2001 heiratete Frank Müller eine Frau aus einer alteingesessenen Jerusalemer Familie mit sowohl jüdischen als auch palästinensischen Ahnen. Die Muslimin mit israelischem Pass verkörpert die ganze Komplexität des Konflikts. Doch es dauerte einige Jahre, bevor Müller selbst glaubte, einen Beitrag leisten zu können, um in der Region Brücken zu bauen. Er hatte in seiner 2009 gegründeten IT-Firma erste, durchwachsene Erfahrungen mit dem Outsourcing nach Indien gesammelt– und wollte Neuland betreten. Palästina sei nicht der billigste Standort: „Ein Mitarbeiter dort ist etwa halb so teuer wie in Deutschland, aber doppelt so teuer wie in Indien.“ Aber das Preis-Leistungs-Verhältnis stimme, sagt Müller: „Wir zahlen gute Löhne, aber dafür muss man auch hart arbeiten.“ Er holte seine künftigen Mitarbeiter zu einem dreimonatigen Praktikum nach Deutschland, um „deutsches Qualitätsdenken mit orientalischer Flexibilität zusammenzubringen“.
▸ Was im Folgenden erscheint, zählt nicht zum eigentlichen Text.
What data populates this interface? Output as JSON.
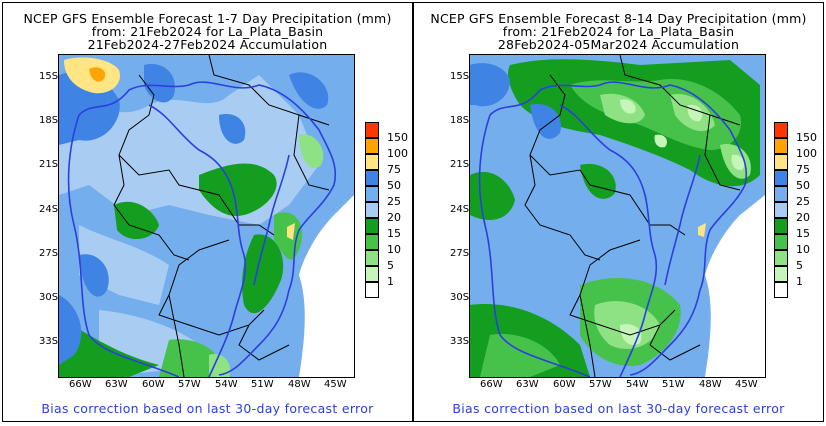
{
  "colors": {
    "c0": "#ffffff",
    "c1": "#c5f5b8",
    "c5": "#8ee283",
    "c10": "#46c24a",
    "c15": "#149e20",
    "c20": "#a9cdf2",
    "c25": "#74aeec",
    "c50": "#3f83e4",
    "c75": "#ffe584",
    "c100": "#ffa400",
    "c150": "#ff3600",
    "border": "#000000",
    "river": "#2b3fe0"
  },
  "legend": {
    "labels": [
      "150",
      "100",
      "75",
      "50",
      "25",
      "20",
      "15",
      "10",
      "5",
      "1"
    ],
    "colors": [
      "#ff3600",
      "#ffa400",
      "#ffe584",
      "#3f83e4",
      "#74aeec",
      "#a9cdf2",
      "#149e20",
      "#46c24a",
      "#8ee283",
      "#c5f5b8"
    ],
    "bottom_color": "#ffffff"
  },
  "axes": {
    "lat_labels": [
      "15S",
      "18S",
      "21S",
      "24S",
      "27S",
      "30S",
      "33S"
    ],
    "lon_labels": [
      "66W",
      "63W",
      "60W",
      "57W",
      "54W",
      "51W",
      "48W",
      "45W"
    ]
  },
  "panels": [
    {
      "title_line1": "NCEP GFS Ensemble Forecast 1-7 Day Precipitation (mm)",
      "title_line2": "from: 21Feb2024   for La_Plata_Basin",
      "title_line3": "21Feb2024-27Feb2024 Accumulation",
      "footer": "Bias correction based on last 30-day forecast error"
    },
    {
      "title_line1": "NCEP GFS Ensemble Forecast 8-14 Day Precipitation (mm)",
      "title_line2": "from: 21Feb2024   for La_Plata_Basin",
      "title_line3": "28Feb2024-05Mar2024 Accumulation",
      "footer": "Bias correction based on last 30-day forecast error"
    }
  ]
}
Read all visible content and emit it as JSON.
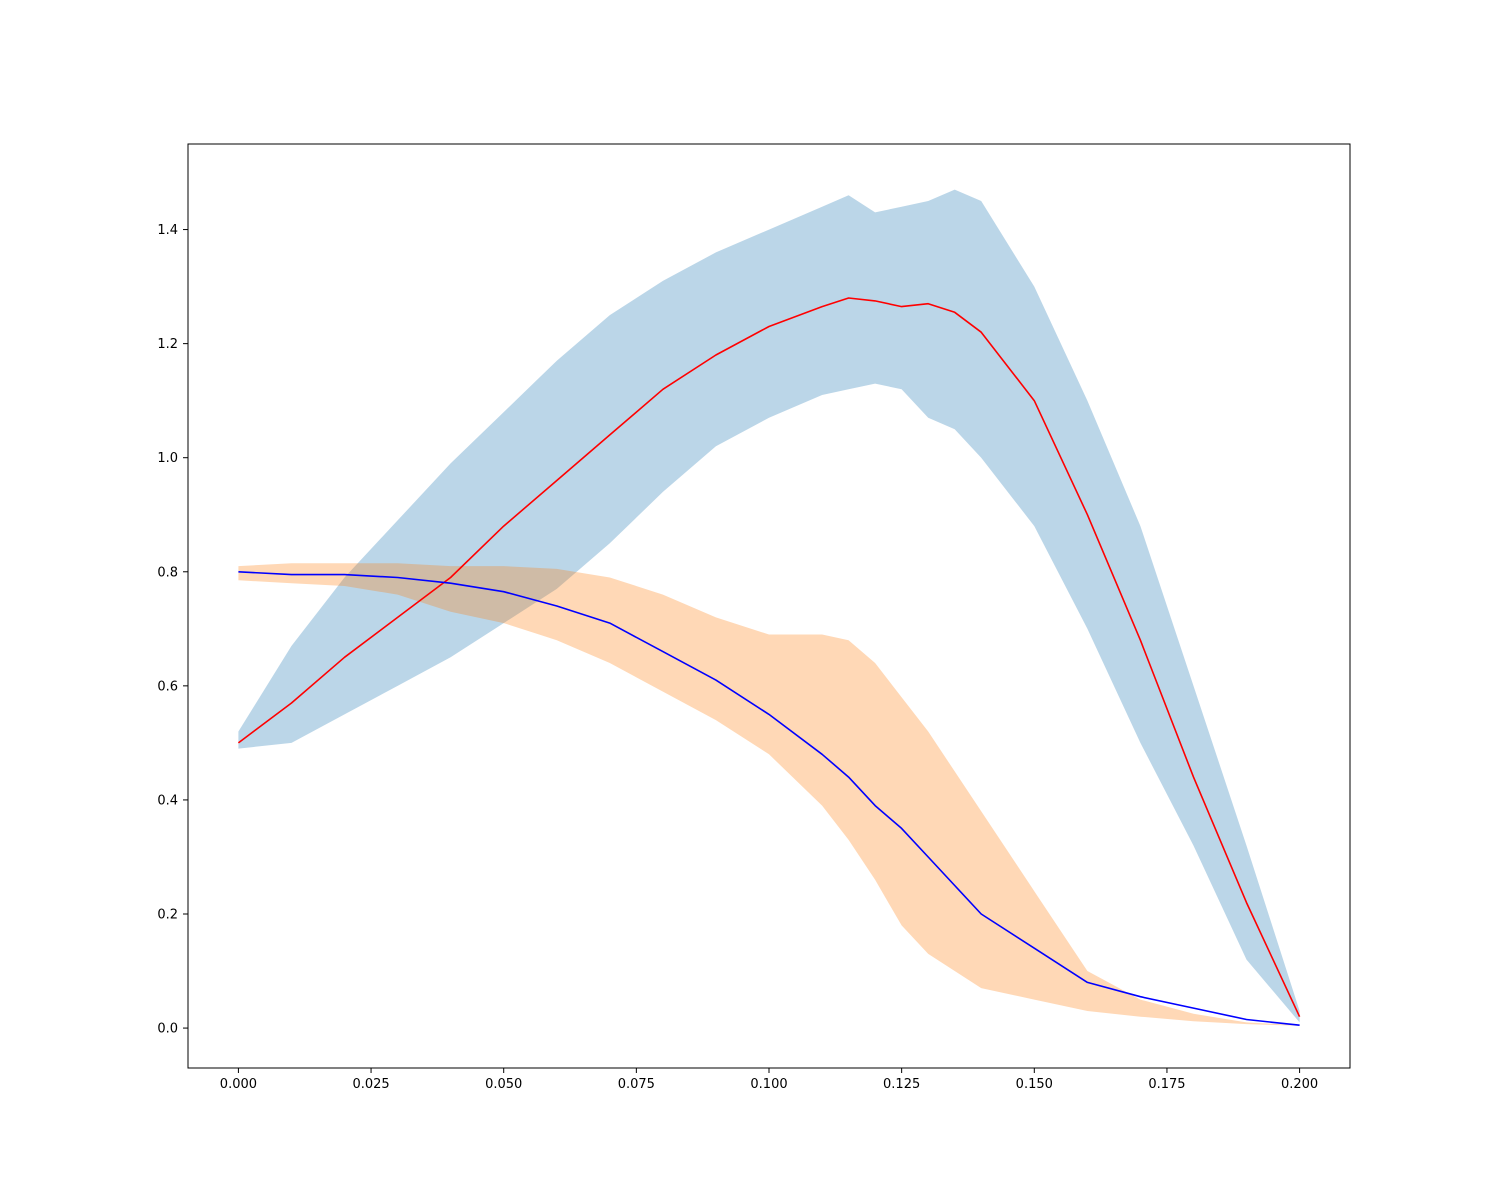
{
  "chart_data": {
    "type": "line",
    "title": "",
    "xlabel": "",
    "ylabel": "",
    "xlim": [
      -0.0095,
      0.2095
    ],
    "ylim": [
      -0.07,
      1.55
    ],
    "grid": false,
    "legend": "none",
    "x_ticks": [
      0.0,
      0.025,
      0.05,
      0.075,
      0.1,
      0.125,
      0.15,
      0.175,
      0.2
    ],
    "x_tick_labels": [
      "0.000",
      "0.025",
      "0.050",
      "0.075",
      "0.100",
      "0.125",
      "0.150",
      "0.175",
      "0.200"
    ],
    "y_ticks": [
      0.0,
      0.2,
      0.4,
      0.6,
      0.8,
      1.0,
      1.2,
      1.4
    ],
    "y_tick_labels": [
      "0.0",
      "0.2",
      "0.4",
      "0.6",
      "0.8",
      "1.0",
      "1.2",
      "1.4"
    ],
    "x": [
      0.0,
      0.01,
      0.02,
      0.03,
      0.04,
      0.05,
      0.06,
      0.07,
      0.08,
      0.09,
      0.1,
      0.11,
      0.115,
      0.12,
      0.125,
      0.13,
      0.135,
      0.14,
      0.15,
      0.16,
      0.17,
      0.18,
      0.19,
      0.2
    ],
    "series": [
      {
        "color": "#ff0000",
        "band_color": "#1f77b4",
        "band_opacity": 0.3,
        "values": [
          0.5,
          0.57,
          0.65,
          0.72,
          0.79,
          0.88,
          0.96,
          1.04,
          1.12,
          1.18,
          1.23,
          1.265,
          1.28,
          1.275,
          1.265,
          1.27,
          1.255,
          1.22,
          1.1,
          0.9,
          0.68,
          0.44,
          0.22,
          0.02
        ],
        "band_upper": [
          0.52,
          0.67,
          0.79,
          0.89,
          0.99,
          1.08,
          1.17,
          1.25,
          1.31,
          1.36,
          1.4,
          1.44,
          1.46,
          1.43,
          1.44,
          1.45,
          1.47,
          1.45,
          1.3,
          1.1,
          0.88,
          0.6,
          0.32,
          0.03
        ],
        "band_lower": [
          0.49,
          0.5,
          0.55,
          0.6,
          0.65,
          0.71,
          0.77,
          0.85,
          0.94,
          1.02,
          1.07,
          1.11,
          1.12,
          1.13,
          1.12,
          1.07,
          1.05,
          1.0,
          0.88,
          0.7,
          0.5,
          0.32,
          0.12,
          0.01
        ]
      },
      {
        "color": "#0000ff",
        "band_color": "#ff7f0e",
        "band_opacity": 0.3,
        "values": [
          0.8,
          0.795,
          0.795,
          0.79,
          0.78,
          0.765,
          0.74,
          0.71,
          0.66,
          0.61,
          0.55,
          0.48,
          0.44,
          0.39,
          0.35,
          0.3,
          0.25,
          0.2,
          0.14,
          0.08,
          0.055,
          0.035,
          0.015,
          0.005
        ],
        "band_upper": [
          0.81,
          0.815,
          0.815,
          0.815,
          0.81,
          0.81,
          0.805,
          0.79,
          0.76,
          0.72,
          0.69,
          0.69,
          0.68,
          0.64,
          0.58,
          0.52,
          0.45,
          0.38,
          0.24,
          0.1,
          0.05,
          0.025,
          0.01,
          0.005
        ],
        "band_lower": [
          0.785,
          0.78,
          0.775,
          0.76,
          0.73,
          0.71,
          0.68,
          0.64,
          0.59,
          0.54,
          0.48,
          0.39,
          0.33,
          0.26,
          0.18,
          0.13,
          0.1,
          0.07,
          0.05,
          0.03,
          0.02,
          0.012,
          0.007,
          0.004
        ]
      }
    ]
  }
}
Ein Job bei einem ausländischen Unternehmen verändere das Denken von Menschen, die es gewohnt seien, sich als Opfer zu sehen. Und so las Müller einem Mitarbeiter die Leviten, als der beim Blick auf den Gehaltsstreifen bereits darüber klagte, dass ihm eine für deutsche Maßstäbe sehr niedrige Lohnsteuer abgezogen wurde. „Wenn ihr ein starkes Land wollt, dann müsst ihr auch ohne Murren eure Steuern bezahlen,“ sagte Müller. Dass es um mehr geht, als um nackte Zahlen, hat ein Mitarbeiter aus Ramallah im Juni bei einer Umfrage unter den Beschäftigten so formuliert: „Axsos gibt mir die Chance etwas in dieser großen Welt zu verändern – auch wenn es erst einmal klein ist.”